Les citoyens de la ville des ponts ne se font pas trop d'illusions malgré les nombreux projets de réalisation, de réhabilitation du patrimoine de leur ville, de restauration des sites et monuments et de mise à niveau des infrastructures inscrits au titre de la préparation de la manifestation «Constantine, capitale de la culture arabe 2O15».

Rencontrés hier, des citoyens se sont plaints de la dégradation constante du cadre de vie et, surtout, des chantiers menés dans divers points du centre-ville qui ont, selon eux, défiguré le paysage de la médina. «Quoiqu'on fasse pour essayer de maquiller la ville, on ne parviendra jamais à lui donner un visage plus beau que celui que son site naturel lui a façonné durant des millénaires», a commenté, avec beaucoup de nostalgie, un quinquagénaire en citant les nombreux paysages, panoramas et sites qui ont été éclipsés par les nouvelles constructions censées moderniser le centre-ville. «Les deux nouvelles infrastructures hôtelières érigées en plein centre-ville ont complètement bouché la perspective magnifique qui était ouverte sur la plaine de Hamma Bouziane et jusqu'aux montagnes lointaines de Grarem, l'effondrement qui s'est produit dernièrement sur la route de la corniche, et bien d'autres, enlèvent au charme de la ville et à sa spécificité topographique. Et si l'on ajoute que le grand pont de pierre, Sidi Rached, cette véritable icône de Constantine, actuellement malade, va être fermé pour une grande période, assure-t-on, que reste-t-il de la ville des rochers ?».

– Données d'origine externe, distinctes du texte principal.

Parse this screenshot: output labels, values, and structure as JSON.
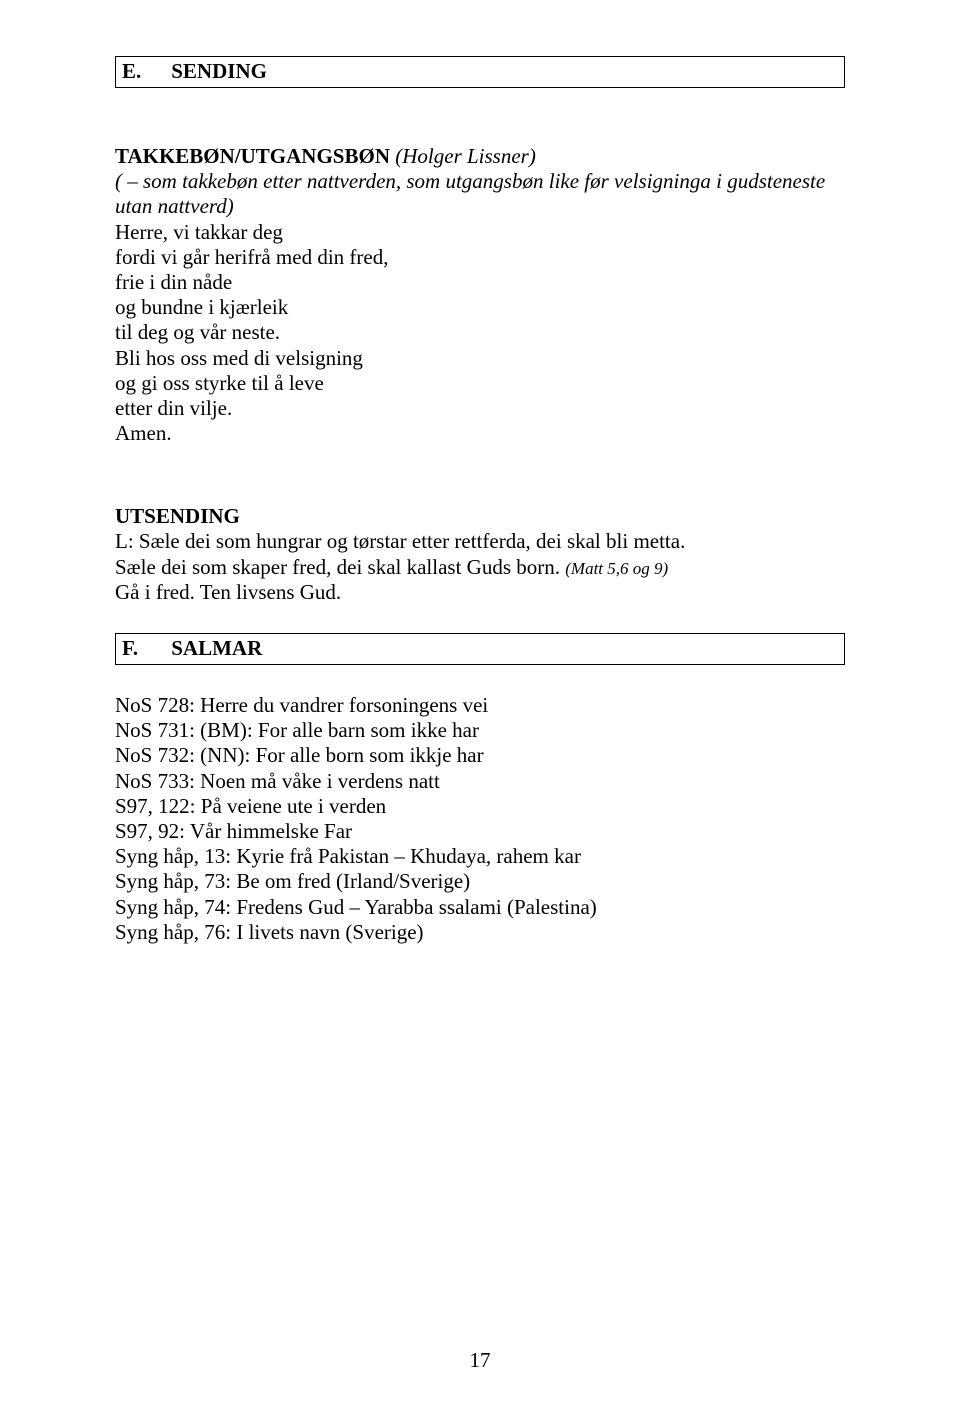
{
  "sectionE": {
    "letter": "E.",
    "title": "SENDING",
    "heading": "TAKKEBØN/UTGANGSBØN",
    "headingAttr": "(Holger Lissner)",
    "subnote": "( – som takkebøn etter nattverden, som utgangsbøn like før velsigninga i gudsteneste utan nattverd)",
    "prayer": [
      "Herre, vi takkar deg",
      "fordi vi går herifrå med din fred,",
      "frie i din nåde",
      "og bundne i kjærleik",
      "til deg og vår neste.",
      "Bli hos oss med di velsigning",
      "og gi oss styrke til å leve",
      "etter din vilje.",
      "Amen."
    ],
    "utsending": {
      "title": "UTSENDING",
      "line1": "L: Sæle dei som hungrar og tørstar etter rettferda, dei skal bli metta.",
      "line2a": "Sæle dei som skaper fred, dei skal kallast Guds born. ",
      "line2ref": "(Matt 5,6 og 9)",
      "line3": "Gå i fred. Ten livsens Gud."
    }
  },
  "sectionF": {
    "letter": "F.",
    "title": "SALMAR",
    "items": [
      "NoS 728: Herre du vandrer forsoningens vei",
      "NoS 731: (BM): For alle barn som ikke har",
      "NoS 732: (NN): For alle born som ikkje har",
      "NoS 733: Noen må våke i verdens natt",
      "S97, 122: På veiene ute i verden",
      "S97, 92: Vår himmelske Far",
      "Syng håp, 13: Kyrie frå Pakistan – Khudaya, rahem kar",
      "Syng håp, 73: Be om fred (Irland/Sverige)",
      "Syng håp, 74: Fredens Gud – Yarabba ssalami (Palestina)",
      "Syng håp, 76: I livets navn (Sverige)"
    ]
  },
  "pageNumber": "17"
}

Pour ne pas être en reste, un spécialiste de la communication visuelle, Med Gharnaout, est intervenu dans la discussion pour signaler un phénomène récent qui a fait une intrusion dans le paysage de la ville pour le verrouiller encore plus tout en suscitant le mécontentement des citoyens jaloux de leur paysage naturel : celui des grands panneaux publicitaires implantés au centre-ville qui sont venus pour obstruer la vue, non sur les tas d'immondices, les vilaines constructions ou les interminables opérations de ravalement des vieilles habitations, mais sur les belles perspectives qu'offre la vue à partir de ce point autrefois stratégique. «On veut manifestement enfermer le centre-ville comme dans un bocal complètement opaque», affirme M. Ghernaout Mohamed. Ajoutant que «ce type de panneaux publicitaires de grand format qui sont intégrés au mobilier urbain, se placent généralement à des endroits qui ne gênent ni la vue ni les panneaux de signalisation routière. Ce n'est pas le cas dans le centre-ville. Dans ce cadre, les autorités administratives seraient bien inspirées d'adopter l'exemple des ?'colonnes de Maurice'', ces supports publicitaires de forme conique qui tournent sur eux-mêmes en ne cachant pas le panorama et qui, en plus, ont la particularité d'être plus esthétiques que les grands panneaux massifs et rectangulaires». Non dénuées de pertinence, ces remarques et les propositions qui les accompagnent ont été communiquées hier au président de l'APC, M. Rihani. Le maire a indiqué que le problème est pris en charge. «Les contrats publicitaires s'achèvent au mois de juin prochain. Et les panneaux seront ensuite retirés. L'APC procèdera alors à une nouvelle étude de cette question. En tout cas, nous sommes ouverts à toutes les propositions des citoyens susceptibles d'améliorer l'esthétique urbaine et préserver le cachet propre de la ville», a déclaré M. Rihani.